ヤマサキの日暮里富士見坂の運動を私が手伝ってないのに、ヤマサキは私の呼びかけなどを谷根千ホームページの情報トピックスの欄に埋め込んでくれたので、軽く簡単に送れようになった。根岸の清水ますみさんからは「富士見坂の命がけのヤマサキさんに殉じる準・命がけ」という清水さんも、八ッ場のほうもたくさん広めてくれている。30年を越す同志、あんたがいるから私もがんばれるよ。
2月15日
2013年2月26日 火曜日きのう、作家の黒川創さんとメールでおしゃべり。賛同は彼なりの考えがあっていただけなかったが、私が30代で彼が20代で、世田谷区の編集ワークショップのインストラクターをした時のことをまざまざと思いだした。だいいち、「谷根千」を京都で最初に発掘してくださったのは父上の北沢恒彦さんだったし、そこから鶴見俊輔さんにもお目にかかったり、北沢さんはロンドンの森嶋さんともつながったり、と人間の不思議な網の目と考えてパソコンの手が止まった。
私のメールアドレスがさらされないように、守本さんがyamba@yanesen.comというあたらしいメアドを作ってくれた。やまんばになった気分。

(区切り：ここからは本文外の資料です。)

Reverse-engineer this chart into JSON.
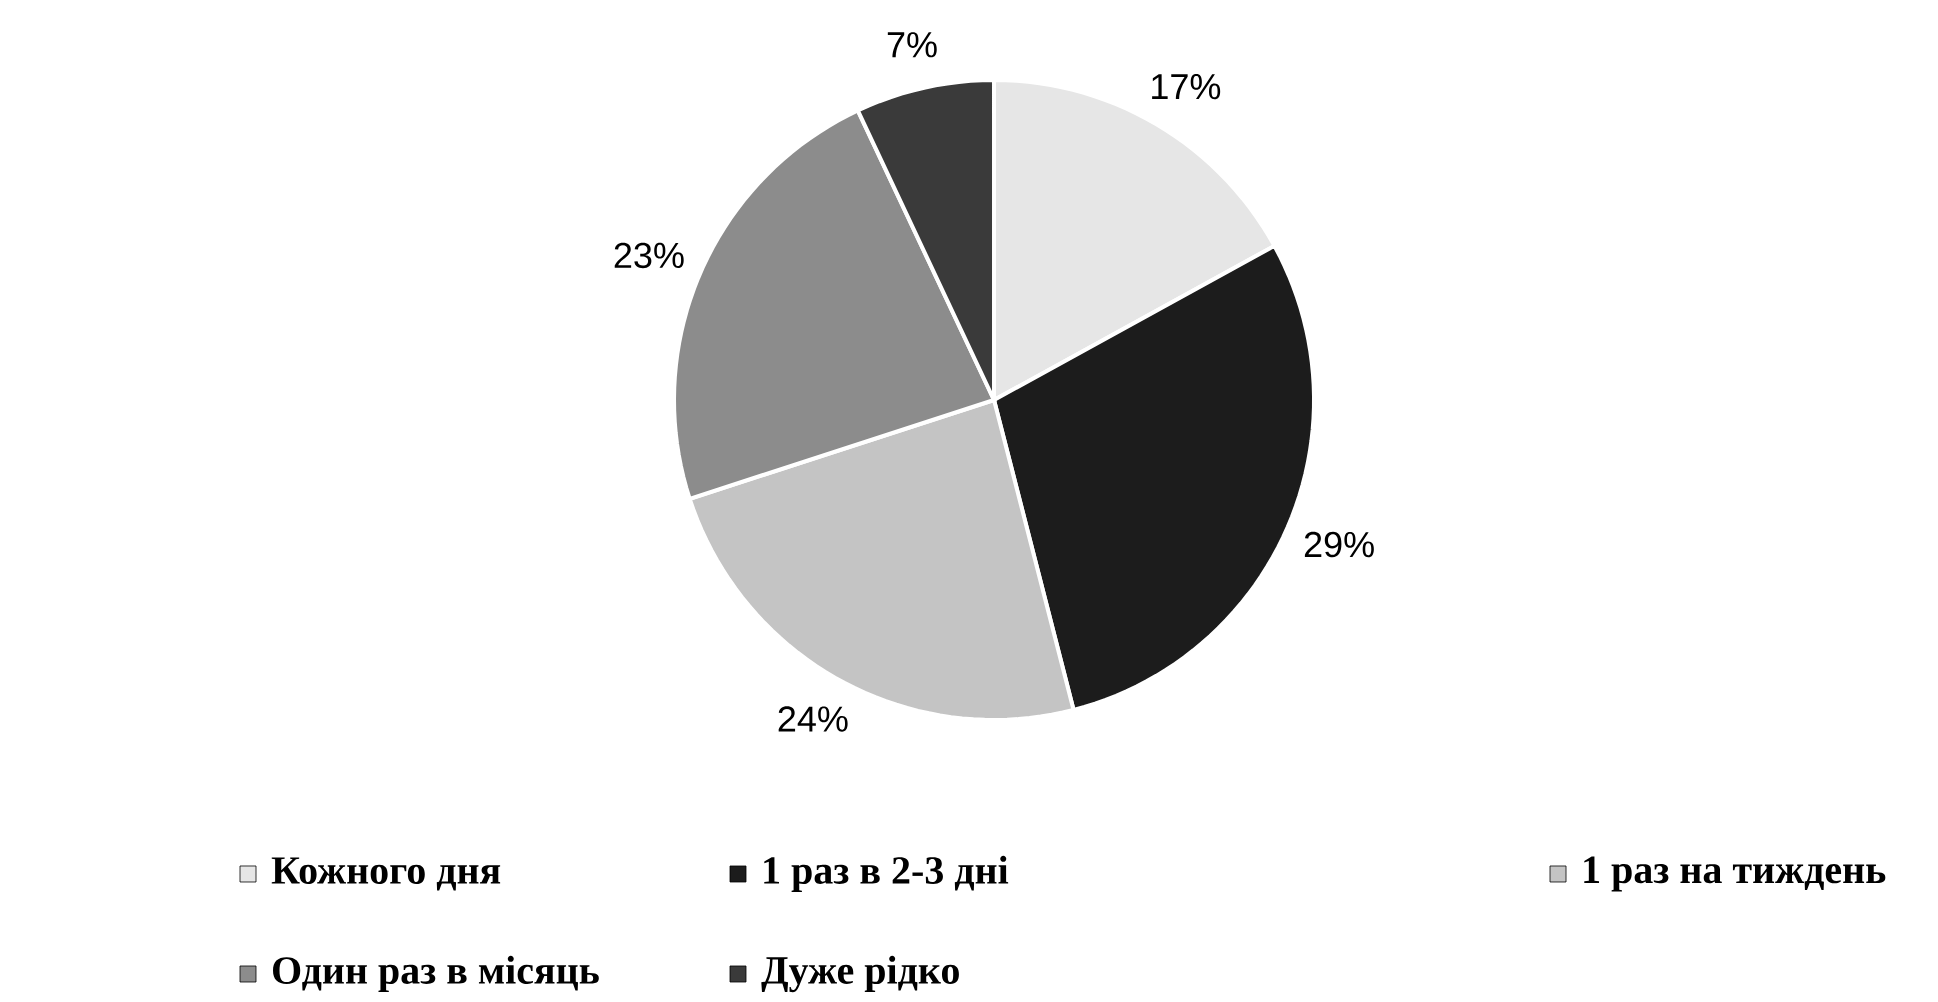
{
  "chart_data": {
    "type": "pie",
    "categories": [
      "Кожного дня",
      "1 раз в 2-3 дні",
      "1 раз на тиждень",
      "Один раз в місяць",
      "Дуже рідко"
    ],
    "values": [
      17,
      29,
      24,
      23,
      7
    ],
    "colors": [
      "#e6e6e6",
      "#1c1c1c",
      "#c4c4c4",
      "#8c8c8c",
      "#3a3a3a"
    ],
    "value_labels": [
      "17%",
      "29%",
      "24%",
      "23%",
      "7%"
    ],
    "legend": "bottom"
  }
}
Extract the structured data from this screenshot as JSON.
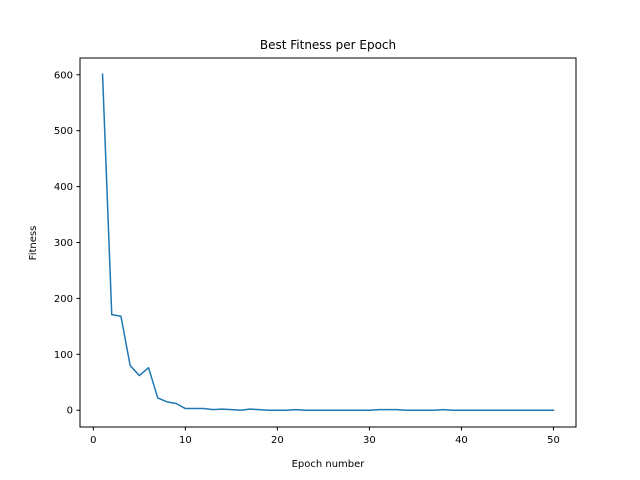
{
  "chart_data": {
    "type": "line",
    "title": "Best Fitness per Epoch",
    "xlabel": "Epoch number",
    "ylabel": "Fitness",
    "xlim": [
      -1.45,
      52.45
    ],
    "ylim": [
      -30,
      630
    ],
    "xticks": [
      0,
      10,
      20,
      30,
      40,
      50
    ],
    "yticks": [
      0,
      100,
      200,
      300,
      400,
      500,
      600
    ],
    "grid": false,
    "color": "#1f77b4",
    "x": [
      1,
      2,
      3,
      4,
      5,
      6,
      7,
      8,
      9,
      10,
      11,
      12,
      13,
      14,
      15,
      16,
      17,
      18,
      19,
      20,
      21,
      22,
      23,
      24,
      25,
      26,
      27,
      28,
      29,
      30,
      31,
      32,
      33,
      34,
      35,
      36,
      37,
      38,
      39,
      40,
      41,
      42,
      43,
      44,
      45,
      46,
      47,
      48,
      49,
      50
    ],
    "values": [
      601,
      171,
      168,
      80,
      62,
      76,
      22,
      15,
      12,
      3,
      3,
      3,
      1,
      2,
      1,
      0,
      2,
      1,
      0,
      0,
      0,
      1,
      0,
      0,
      0,
      0,
      0,
      0,
      0,
      0,
      1,
      1,
      1,
      0,
      0,
      0,
      0,
      1,
      0,
      0,
      0,
      0,
      0,
      0,
      0,
      0,
      0,
      0,
      0,
      0
    ]
  }
}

「ここまで来てしまったのだから、ちゃんとダムをつくってくれ、という『地元の声』とされているものは、ハラキリを途中でとめられている人が相手に介錯をせまっているような、悲壮なものに感じます」。黒川さんのメールの言葉を何度も読み返し、ちょっと意気消沈してしまった。でも、私は八ッ場ダムは間違っているし、作ったらもっと大きな禍根を残す、という自分の信念に殉じざるを得ない。躯体の強度、地すべりの危険、上流の火山の爆発、浚渫や保守管理、ヒ素と酸性水の中和、なにをとっても……。
2月14日
2013年2月26日 火曜日むかし板橋区の環境問題の委員をいっしょに勤めたきくちゆみさんが賛同してくれて、呼びかけ人にもなってくれた。20年ぶりの連絡。前から交流のある劇作家の永井愛さんも呼びかけ人に。野田知佑さん、加藤登紀子さんと入れて8人。これでいいことに。それにしても肩書きっていやな言葉である。でも名前だけだと、いくらでも仮名を作れるのだし、アピールに賛同するには、その問題に対するある程度の知識と覚悟を持たなければならない。謙遜なのか、無名人です、あくまで一個人で、肩書きはありません、と書いてくる方もいて困る。かと思うと、編集者で「会社のお名前を出していいですか」と聞くと、「出してクビになった例はないですから」なんて答えが帰って来ると、うれしくなる。公務員の方には無理してもらいたくない。ジャーナリストには賛同より報道を。